Nearly Two-Thirds of DDoS Attacks in Q3 2018 Targeted Communications Service Providers

The “Nexusguard “Q3 2018 Threat Report” has revealed the emergence of an extremely stealthy distributed denial-of-service (DDoS) attack pattern targeting communications service providers (CSPs). This new vector exploits the large attack surface of ASN-level (autonomous system number) CSPs by spreading tiny attack traffic across hundreds of IP (internet protocol) addresses to evade detection. The ongoing evolution of DDoS methods suggests that CSPs need to enhance their network security posture and find more effective ways to protect their critical infrastructure and tenants. The continued discovery of new attack patterns should also alert enterprises to the importance of selecting DDoS-proof service providers.

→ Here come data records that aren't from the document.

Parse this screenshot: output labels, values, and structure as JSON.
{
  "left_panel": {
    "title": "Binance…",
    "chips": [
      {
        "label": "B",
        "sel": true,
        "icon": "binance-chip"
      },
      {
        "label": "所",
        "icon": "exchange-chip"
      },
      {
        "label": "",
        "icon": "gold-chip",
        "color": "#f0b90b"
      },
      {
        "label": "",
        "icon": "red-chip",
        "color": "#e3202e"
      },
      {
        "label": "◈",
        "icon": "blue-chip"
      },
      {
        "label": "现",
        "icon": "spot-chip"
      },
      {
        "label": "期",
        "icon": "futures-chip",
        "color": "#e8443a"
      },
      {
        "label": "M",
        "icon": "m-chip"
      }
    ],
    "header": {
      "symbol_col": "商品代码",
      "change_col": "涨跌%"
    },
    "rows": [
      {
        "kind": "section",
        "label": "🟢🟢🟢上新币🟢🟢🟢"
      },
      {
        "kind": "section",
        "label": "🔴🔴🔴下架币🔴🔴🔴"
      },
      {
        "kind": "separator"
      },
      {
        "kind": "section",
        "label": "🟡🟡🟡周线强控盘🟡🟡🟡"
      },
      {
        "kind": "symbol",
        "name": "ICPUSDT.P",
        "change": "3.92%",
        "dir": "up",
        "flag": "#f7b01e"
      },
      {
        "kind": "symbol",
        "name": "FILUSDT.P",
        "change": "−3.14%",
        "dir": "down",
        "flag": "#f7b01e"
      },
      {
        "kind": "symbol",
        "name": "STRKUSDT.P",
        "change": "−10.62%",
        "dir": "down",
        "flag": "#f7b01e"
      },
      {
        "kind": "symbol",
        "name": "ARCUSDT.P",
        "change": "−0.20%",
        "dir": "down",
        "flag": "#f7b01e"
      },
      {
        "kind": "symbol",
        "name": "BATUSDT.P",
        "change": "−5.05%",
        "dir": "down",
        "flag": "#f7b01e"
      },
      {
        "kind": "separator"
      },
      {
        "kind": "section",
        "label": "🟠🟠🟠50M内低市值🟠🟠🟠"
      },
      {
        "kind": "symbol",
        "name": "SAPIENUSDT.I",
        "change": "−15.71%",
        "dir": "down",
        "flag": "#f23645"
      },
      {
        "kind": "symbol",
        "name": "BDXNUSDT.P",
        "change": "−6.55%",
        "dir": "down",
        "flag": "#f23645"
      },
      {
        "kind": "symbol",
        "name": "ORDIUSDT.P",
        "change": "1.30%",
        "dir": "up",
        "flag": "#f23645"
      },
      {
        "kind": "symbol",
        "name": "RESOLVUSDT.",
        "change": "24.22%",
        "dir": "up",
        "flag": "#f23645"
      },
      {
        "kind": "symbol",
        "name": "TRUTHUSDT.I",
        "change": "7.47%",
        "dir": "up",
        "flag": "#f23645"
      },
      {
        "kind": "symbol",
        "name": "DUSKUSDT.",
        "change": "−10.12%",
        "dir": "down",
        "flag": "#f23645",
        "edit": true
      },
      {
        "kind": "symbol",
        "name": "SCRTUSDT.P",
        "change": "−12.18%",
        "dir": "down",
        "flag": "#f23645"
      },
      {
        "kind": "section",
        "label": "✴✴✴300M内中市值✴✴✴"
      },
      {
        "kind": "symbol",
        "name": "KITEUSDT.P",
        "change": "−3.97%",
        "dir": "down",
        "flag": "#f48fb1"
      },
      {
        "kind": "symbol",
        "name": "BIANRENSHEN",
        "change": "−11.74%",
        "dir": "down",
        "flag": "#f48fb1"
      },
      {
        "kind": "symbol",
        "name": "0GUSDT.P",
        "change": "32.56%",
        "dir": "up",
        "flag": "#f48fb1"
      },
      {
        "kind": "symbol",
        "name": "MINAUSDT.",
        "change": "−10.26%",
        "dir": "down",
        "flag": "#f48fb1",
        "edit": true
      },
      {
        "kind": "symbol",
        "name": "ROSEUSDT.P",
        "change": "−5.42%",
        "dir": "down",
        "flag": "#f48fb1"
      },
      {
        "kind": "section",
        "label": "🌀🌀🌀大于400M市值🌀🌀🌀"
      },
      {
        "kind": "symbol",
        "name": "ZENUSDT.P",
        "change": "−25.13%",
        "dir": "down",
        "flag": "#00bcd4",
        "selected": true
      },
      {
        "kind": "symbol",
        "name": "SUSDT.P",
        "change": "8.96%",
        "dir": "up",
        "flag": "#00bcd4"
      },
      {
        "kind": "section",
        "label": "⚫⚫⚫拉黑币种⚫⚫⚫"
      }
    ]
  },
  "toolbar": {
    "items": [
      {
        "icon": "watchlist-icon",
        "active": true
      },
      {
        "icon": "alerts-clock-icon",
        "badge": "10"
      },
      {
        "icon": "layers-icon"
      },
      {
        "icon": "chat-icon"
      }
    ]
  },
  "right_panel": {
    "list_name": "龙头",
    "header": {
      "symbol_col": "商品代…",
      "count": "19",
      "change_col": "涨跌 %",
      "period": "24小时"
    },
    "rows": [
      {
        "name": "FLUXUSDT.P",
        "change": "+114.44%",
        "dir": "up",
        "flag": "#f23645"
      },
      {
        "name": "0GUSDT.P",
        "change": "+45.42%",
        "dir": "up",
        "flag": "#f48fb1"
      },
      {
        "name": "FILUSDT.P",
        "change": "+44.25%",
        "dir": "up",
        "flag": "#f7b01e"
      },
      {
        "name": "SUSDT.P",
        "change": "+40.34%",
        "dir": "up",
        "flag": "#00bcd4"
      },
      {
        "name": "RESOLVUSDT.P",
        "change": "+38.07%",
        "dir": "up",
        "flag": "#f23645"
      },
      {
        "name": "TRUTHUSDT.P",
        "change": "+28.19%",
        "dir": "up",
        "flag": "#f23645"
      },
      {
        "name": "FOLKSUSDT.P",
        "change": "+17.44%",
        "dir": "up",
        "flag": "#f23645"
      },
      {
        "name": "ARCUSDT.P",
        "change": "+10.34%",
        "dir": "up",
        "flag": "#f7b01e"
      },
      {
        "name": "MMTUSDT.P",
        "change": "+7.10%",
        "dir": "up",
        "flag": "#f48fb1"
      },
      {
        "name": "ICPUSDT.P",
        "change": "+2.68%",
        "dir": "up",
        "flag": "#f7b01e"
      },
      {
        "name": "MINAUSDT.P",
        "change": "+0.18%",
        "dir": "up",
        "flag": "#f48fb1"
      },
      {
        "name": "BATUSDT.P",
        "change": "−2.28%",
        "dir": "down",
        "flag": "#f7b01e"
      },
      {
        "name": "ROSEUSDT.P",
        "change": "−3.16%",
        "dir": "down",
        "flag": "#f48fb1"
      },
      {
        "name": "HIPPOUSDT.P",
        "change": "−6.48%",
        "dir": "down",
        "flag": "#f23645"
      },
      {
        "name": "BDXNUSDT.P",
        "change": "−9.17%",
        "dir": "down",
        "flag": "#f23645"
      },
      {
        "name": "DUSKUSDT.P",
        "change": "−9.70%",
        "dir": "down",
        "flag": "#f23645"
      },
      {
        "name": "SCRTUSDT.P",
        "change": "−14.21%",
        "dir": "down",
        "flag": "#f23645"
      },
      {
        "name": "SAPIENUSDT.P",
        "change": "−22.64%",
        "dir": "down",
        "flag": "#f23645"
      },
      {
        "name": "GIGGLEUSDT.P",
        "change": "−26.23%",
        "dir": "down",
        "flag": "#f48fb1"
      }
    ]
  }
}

The quarterly report, which measures thousands of DDoS attacks around the world, showed CSPs were targeted by 65.5 percent of DDoS attacks in Q3, given their extensive networks enabling access to tenants’ assets. Attackers were found to have contaminated a diverse pool of IP addresses across hundreds of IP prefixes (at least 527 Class C networks, according to Nexusguard findings) with very small-sized junk traffic. As a result, the year over year average attack size in the quarter fell measurably – 82 percent.

“Perpetrators are using smaller, bit-and-piece methods to inject junk into legitimate traffic, causing attacks to bypass detection rather than sounding alarms with large, obvious attack spikes,” said Juniman Kasman, chief technology officer for Nexusguard. “Diffused traffic can cause CSPs to easily miss large-scale DDoS attacks in the making, which is why these organizations will need to share the load with the cloud at the network edge to minimize attack impact.”

Nexusguard analysts believe that attackers conducted reconnaissance missions to map out the network landscape and identify the mission-critical IP ranges of targeted CSPs. Then they injected bits and pieces of junk into legitimate traffic, whose size easily bypassed detection thresholds. Mitigating broadly distributed, small-sized attack traffic is more difficult at the CSP level, in comparison to the traditional volumetric attack method on a small number of targeted IPs. The convergence of polluted traffic that slips through the “clean pipes” of upstream internet service providers forms a massive traffic flow that easily exceeds the capacity of mitigation devices, leading to high latency at best, deadlock at worst.

The “bit-and-piece” attacks observed in the quarter often leveraged open domain name system (DNS) resolvers to launch what is commonly known as DNS Amplification, whereby a targeted IP address receives only a small number of responses in each well-organized campaign, leaving little or no trace. Black-holing all traffic to an entire IP prefix may be a solution but is costly since black-holing will also block access to a wide range of legitimate services.